12. Governing Law and Dispute Resolution
This Agreement is governed by the laws of the State of Delaware for contracts made and performed entirely within that state. Any dispute shall first be submitted to non-binding mediation. If mediation fails, either party may seek court appointment of a mediator. Claims not raised in writing within one year of arising are waived.
13. Changes to the Agreement
Provider may propose changes by posting an updated version on its website. Material changes, excluding those required by law, take effect in your next subscription period.
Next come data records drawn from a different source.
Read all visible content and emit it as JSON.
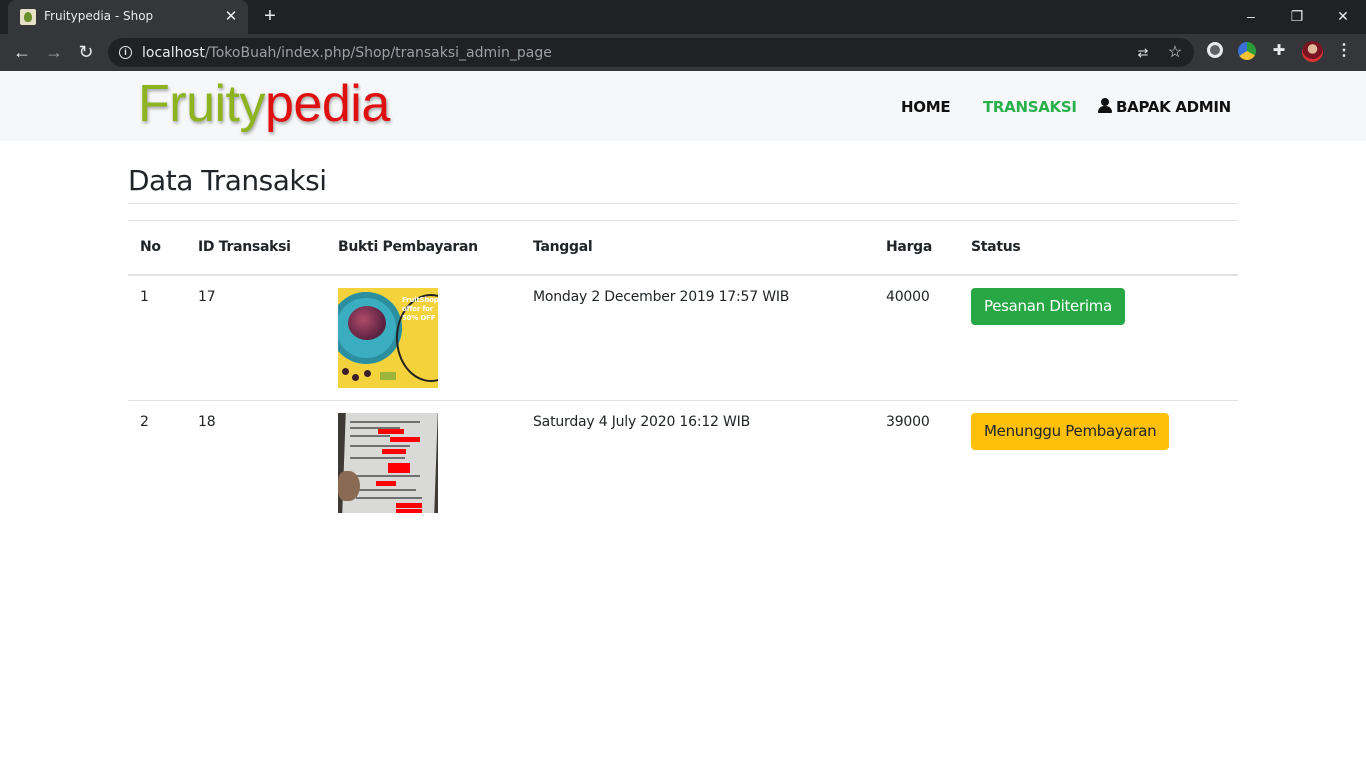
{
  "browser": {
    "tab_title": "Fruitypedia - Shop",
    "url_host": "localhost",
    "url_path": "/TokoBuah/index.php/Shop/transaksi_admin_page"
  },
  "navbar": {
    "brand_part1": "Fruity",
    "brand_part2": "pedia",
    "links": [
      {
        "label": "HOME"
      },
      {
        "label": "TRANSAKSI"
      },
      {
        "label": "BAPAK ADMIN"
      }
    ]
  },
  "main": {
    "title": "Data Transaksi",
    "columns": [
      "No",
      "ID Transaksi",
      "Bukti Pembayaran",
      "Tanggal",
      "Harga",
      "Status"
    ],
    "rows": [
      {
        "no": "1",
        "id": "17",
        "tanggal": "Monday 2 December 2019 17:57 WIB",
        "harga": "40000",
        "status": "Pesanan Diterima"
      },
      {
        "no": "2",
        "id": "18",
        "tanggal": "Saturday 4 July 2020 16:12 WIB",
        "harga": "39000",
        "status": "Menunggu Pembayaran"
      }
    ],
    "thumb1_text": [
      "FruitShop",
      "offer for",
      "50% OFF"
    ]
  },
  "colors": {
    "brand_green": "#8db41e",
    "brand_red": "#e01010",
    "active_nav": "#28b04a",
    "success": "#28a745",
    "warning": "#ffc107"
  }
}
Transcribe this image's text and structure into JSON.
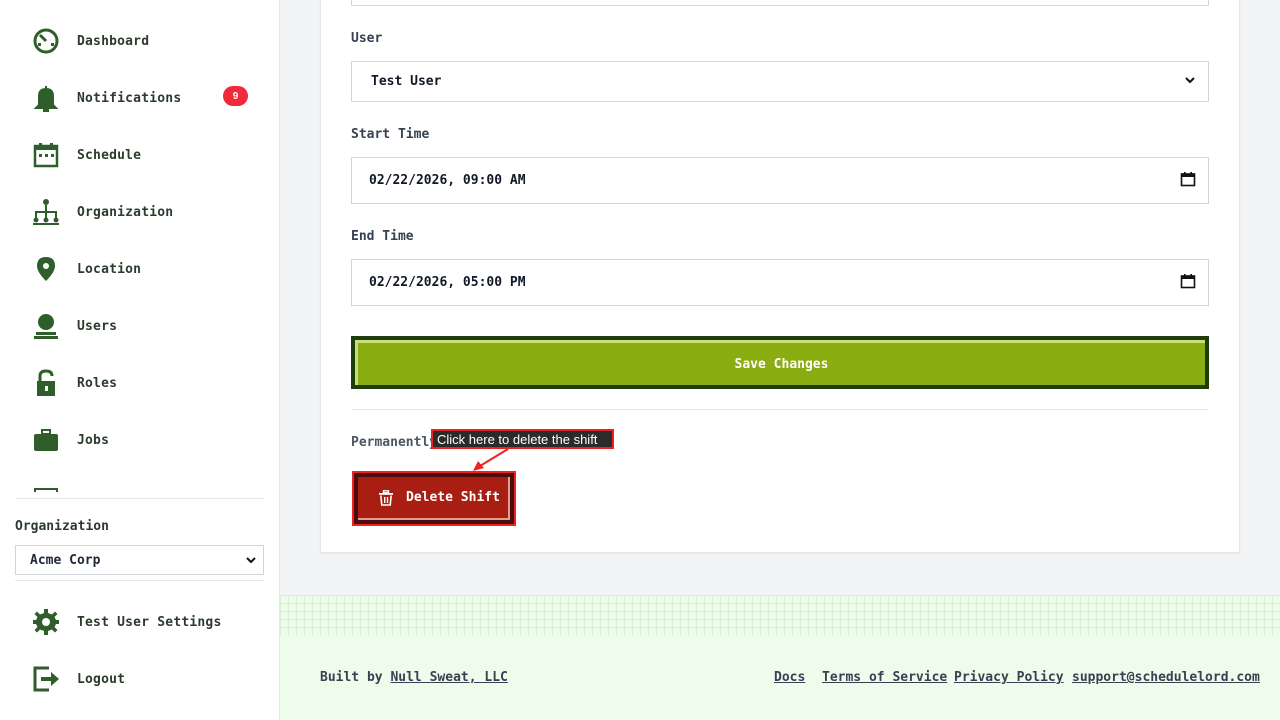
{
  "sidebar": {
    "items": [
      {
        "label": "Dashboard",
        "icon": "dashboard-icon"
      },
      {
        "label": "Notifications",
        "icon": "bell-icon",
        "badge": "9"
      },
      {
        "label": "Schedule",
        "icon": "calendar-icon"
      },
      {
        "label": "Organization",
        "icon": "org-chart-icon"
      },
      {
        "label": "Location",
        "icon": "location-pin-icon"
      },
      {
        "label": "Users",
        "icon": "user-icon"
      },
      {
        "label": "Roles",
        "icon": "lock-icon"
      },
      {
        "label": "Jobs",
        "icon": "briefcase-icon"
      }
    ],
    "org_label": "Organization",
    "org_selected": "Acme Corp",
    "settings_label": "Test User Settings",
    "logout_label": "Logout"
  },
  "form": {
    "user_label": "User",
    "user_value": "Test User",
    "start_label": "Start Time",
    "start_value": "02/22/2026, 09:00 AM",
    "end_label": "End Time",
    "end_value": "02/22/2026, 05:00 PM",
    "save_label": "Save Changes",
    "permanently_text": "Permanently",
    "delete_label": "Delete Shift",
    "tooltip": "Click here to delete the shift"
  },
  "footer": {
    "built_by": "Built by",
    "company": "Null Sweat, LLC",
    "links": [
      "Docs",
      "Terms of Service",
      "Privacy Policy",
      "support@schedulelord.com"
    ]
  },
  "colors": {
    "accent_green": "#8aad12",
    "dark_green": "#1f3d0c",
    "danger": "#a81e13",
    "badge": "#ef2b3a",
    "icon_green": "#2f5e2a"
  }
}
You may terminate the Agreement if you reject such changes.
14. General Provisions
14.1. Provider is not liable for failure to perform due to circumstances beyond its control ("Force Majeure"), including natural disasters, wars, government actions, and other events.
14.2. Waivers of rights must be in writing. No waiver of one breach excuses subsequent breaches.
14.3. If any part of this Agreement is found unenforceable, the rest remains valid. Parties agree to modify unenforceable provisions to reflect original intent.
14.4. This Agreement cannot be assigned except for mergers or asset sales. Provider may assign to affiliates.